Kekuatan para Dewa memberikan tekanan yang luar biasa pada Yi Yun. Tetapi pada saat yang sama, dia tidak merasa rendah diri. Lagipula, Sang Penguasa Surgawi Pencipta Dao juga manusia! Sang
Penguasa Surgawi Pencipta Dao dapat menyegel Dewa Leluhur terkuat dari para Dewa, dan dia dapat menjelajahi berbagai alam semesta. Dia menyegel Lubang Hitam dari dunia para Dewa. Cara seperti itu praktis melampaui kemampuan dewa.
Karena manusia dapat berkultivasi hingga tingkat itu, Yi Yun tidak memikirkan keuntungan alami yang dimiliki para Dewa.
“Oh… Ini…” Suara Lin Xintong tiba-tiba berubah. “Yi Yun, sesuatu terjadi!”
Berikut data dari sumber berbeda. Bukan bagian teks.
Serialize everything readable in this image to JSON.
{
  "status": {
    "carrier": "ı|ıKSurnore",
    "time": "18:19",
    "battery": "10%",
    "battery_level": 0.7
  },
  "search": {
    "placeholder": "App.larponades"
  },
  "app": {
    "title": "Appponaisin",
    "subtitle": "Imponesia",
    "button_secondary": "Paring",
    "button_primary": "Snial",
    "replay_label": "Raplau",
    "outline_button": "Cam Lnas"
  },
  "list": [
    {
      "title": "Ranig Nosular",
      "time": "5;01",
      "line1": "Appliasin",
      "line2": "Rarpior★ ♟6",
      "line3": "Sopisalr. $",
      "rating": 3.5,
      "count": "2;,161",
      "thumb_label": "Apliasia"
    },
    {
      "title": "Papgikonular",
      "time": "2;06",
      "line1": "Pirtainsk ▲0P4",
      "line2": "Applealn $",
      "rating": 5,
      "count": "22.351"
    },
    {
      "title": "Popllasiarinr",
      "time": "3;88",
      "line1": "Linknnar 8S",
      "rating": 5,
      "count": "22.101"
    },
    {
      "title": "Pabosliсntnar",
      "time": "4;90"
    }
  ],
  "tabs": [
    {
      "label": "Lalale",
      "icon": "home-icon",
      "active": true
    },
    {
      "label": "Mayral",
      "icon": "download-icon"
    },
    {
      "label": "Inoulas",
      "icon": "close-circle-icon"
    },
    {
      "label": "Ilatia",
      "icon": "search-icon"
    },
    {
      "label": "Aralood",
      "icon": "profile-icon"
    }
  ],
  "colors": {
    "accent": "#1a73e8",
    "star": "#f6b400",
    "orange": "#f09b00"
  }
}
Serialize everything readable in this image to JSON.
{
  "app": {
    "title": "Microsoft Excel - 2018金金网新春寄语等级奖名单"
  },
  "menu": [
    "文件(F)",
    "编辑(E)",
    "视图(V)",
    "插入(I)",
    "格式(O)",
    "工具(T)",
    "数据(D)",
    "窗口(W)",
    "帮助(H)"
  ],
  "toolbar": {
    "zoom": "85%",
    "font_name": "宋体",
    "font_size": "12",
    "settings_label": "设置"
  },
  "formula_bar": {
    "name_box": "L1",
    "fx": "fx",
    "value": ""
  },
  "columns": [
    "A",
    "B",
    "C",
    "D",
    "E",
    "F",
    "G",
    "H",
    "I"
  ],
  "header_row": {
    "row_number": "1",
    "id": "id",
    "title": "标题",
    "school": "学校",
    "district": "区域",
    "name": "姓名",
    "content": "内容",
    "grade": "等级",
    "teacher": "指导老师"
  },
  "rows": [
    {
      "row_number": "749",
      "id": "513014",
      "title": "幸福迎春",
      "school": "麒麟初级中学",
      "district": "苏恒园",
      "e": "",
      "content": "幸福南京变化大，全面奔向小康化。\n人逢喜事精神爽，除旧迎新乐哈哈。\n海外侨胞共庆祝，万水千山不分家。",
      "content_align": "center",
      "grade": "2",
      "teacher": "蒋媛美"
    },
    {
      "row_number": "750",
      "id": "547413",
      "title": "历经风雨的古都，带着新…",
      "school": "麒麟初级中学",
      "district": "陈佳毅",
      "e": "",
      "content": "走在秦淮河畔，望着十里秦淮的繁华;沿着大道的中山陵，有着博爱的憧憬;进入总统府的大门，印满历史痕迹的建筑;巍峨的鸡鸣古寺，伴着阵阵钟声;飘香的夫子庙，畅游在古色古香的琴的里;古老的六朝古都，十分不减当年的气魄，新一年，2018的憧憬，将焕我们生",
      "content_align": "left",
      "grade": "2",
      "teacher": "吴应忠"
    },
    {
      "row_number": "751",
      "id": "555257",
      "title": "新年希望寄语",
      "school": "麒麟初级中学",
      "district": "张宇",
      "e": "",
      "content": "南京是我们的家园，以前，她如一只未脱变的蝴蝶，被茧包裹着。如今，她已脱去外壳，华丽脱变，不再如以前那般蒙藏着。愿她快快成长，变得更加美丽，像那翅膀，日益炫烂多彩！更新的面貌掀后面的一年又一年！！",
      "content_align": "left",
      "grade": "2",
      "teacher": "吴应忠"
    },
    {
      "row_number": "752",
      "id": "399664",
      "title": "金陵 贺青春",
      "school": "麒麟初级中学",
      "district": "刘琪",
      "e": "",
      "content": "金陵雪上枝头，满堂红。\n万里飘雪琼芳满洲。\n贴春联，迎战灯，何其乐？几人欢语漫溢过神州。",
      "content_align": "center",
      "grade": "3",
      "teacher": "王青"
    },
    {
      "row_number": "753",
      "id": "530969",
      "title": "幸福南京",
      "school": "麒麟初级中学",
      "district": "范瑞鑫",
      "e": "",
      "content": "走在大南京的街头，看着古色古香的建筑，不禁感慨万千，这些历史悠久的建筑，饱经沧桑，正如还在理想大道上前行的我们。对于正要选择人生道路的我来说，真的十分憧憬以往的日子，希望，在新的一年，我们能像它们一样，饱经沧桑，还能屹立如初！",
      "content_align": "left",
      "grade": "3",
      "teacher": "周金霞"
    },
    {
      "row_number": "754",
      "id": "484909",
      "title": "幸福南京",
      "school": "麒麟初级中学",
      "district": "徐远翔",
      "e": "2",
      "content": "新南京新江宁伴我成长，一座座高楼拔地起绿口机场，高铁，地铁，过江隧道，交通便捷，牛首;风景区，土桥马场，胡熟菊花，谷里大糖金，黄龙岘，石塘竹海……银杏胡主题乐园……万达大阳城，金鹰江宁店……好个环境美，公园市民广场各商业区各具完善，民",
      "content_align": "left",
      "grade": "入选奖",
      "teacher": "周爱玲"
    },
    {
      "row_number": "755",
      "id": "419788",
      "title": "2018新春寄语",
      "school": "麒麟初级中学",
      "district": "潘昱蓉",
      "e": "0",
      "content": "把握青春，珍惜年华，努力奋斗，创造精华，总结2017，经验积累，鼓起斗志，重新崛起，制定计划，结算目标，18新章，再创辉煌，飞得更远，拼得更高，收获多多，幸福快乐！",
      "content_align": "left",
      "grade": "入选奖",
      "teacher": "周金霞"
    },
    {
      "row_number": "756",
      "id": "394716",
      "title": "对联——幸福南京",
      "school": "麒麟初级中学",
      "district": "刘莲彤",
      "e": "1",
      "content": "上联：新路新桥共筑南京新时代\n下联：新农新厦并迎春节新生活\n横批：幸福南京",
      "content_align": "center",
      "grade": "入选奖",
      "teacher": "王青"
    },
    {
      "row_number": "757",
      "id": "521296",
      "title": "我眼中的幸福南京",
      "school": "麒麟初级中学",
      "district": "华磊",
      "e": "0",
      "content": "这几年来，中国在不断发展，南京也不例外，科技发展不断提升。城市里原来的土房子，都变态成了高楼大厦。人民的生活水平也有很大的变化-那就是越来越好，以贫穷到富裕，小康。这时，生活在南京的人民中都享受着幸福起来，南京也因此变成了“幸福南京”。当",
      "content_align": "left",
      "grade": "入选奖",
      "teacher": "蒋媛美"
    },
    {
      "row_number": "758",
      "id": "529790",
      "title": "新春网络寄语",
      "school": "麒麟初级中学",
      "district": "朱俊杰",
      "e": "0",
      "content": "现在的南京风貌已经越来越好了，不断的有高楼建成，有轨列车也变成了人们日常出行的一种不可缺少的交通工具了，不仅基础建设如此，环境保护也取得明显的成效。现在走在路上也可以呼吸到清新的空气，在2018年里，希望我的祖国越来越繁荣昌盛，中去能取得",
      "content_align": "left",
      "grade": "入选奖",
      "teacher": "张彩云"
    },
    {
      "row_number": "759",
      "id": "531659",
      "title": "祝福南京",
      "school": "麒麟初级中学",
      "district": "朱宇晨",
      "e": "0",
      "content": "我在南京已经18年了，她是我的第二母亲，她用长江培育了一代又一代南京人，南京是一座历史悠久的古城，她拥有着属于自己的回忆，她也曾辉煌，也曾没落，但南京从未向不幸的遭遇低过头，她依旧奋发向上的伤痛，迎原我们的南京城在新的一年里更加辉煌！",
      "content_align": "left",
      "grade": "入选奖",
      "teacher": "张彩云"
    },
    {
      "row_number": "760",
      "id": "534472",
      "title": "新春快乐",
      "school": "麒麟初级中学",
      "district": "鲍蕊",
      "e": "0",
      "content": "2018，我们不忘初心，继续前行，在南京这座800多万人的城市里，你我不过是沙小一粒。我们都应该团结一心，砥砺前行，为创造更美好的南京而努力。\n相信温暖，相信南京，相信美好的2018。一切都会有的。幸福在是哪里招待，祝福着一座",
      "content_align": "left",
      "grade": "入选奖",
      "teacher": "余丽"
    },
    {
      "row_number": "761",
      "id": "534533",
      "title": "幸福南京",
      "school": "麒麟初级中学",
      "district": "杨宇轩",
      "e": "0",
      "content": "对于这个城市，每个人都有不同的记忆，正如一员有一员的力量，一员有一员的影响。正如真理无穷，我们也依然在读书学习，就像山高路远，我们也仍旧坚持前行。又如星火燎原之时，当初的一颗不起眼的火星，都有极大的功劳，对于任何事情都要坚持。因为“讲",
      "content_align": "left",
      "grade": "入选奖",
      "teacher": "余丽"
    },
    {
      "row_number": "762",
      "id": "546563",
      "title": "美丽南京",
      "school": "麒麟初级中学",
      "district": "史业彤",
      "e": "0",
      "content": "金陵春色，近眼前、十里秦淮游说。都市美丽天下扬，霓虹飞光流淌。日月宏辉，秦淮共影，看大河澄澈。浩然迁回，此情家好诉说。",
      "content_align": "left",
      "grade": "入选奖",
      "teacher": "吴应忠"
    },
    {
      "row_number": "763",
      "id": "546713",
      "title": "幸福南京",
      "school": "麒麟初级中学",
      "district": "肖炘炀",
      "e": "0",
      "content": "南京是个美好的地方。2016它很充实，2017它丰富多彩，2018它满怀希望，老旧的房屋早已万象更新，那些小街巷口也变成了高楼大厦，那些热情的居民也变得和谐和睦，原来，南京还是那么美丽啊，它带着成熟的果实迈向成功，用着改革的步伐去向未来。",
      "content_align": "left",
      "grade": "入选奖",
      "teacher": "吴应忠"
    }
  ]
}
Jantung Yi Yun berdebar kencang. “Apa?”
“Ini Istana Phoenix Giok Putih. Aku merasakan sesuatu yang tidak normal telah terjadi pada Istana Phoenix Giok Putih!”
Pemilik Istana Phoenix Giok Putih saat ini adalah Bai Yueyin, tetapi Lin Xintong telah menyatukan esensi darahnya ke dalam Istana Phoenix Giok Putih, sehingga dia memiliki hubungan khusus dengannya.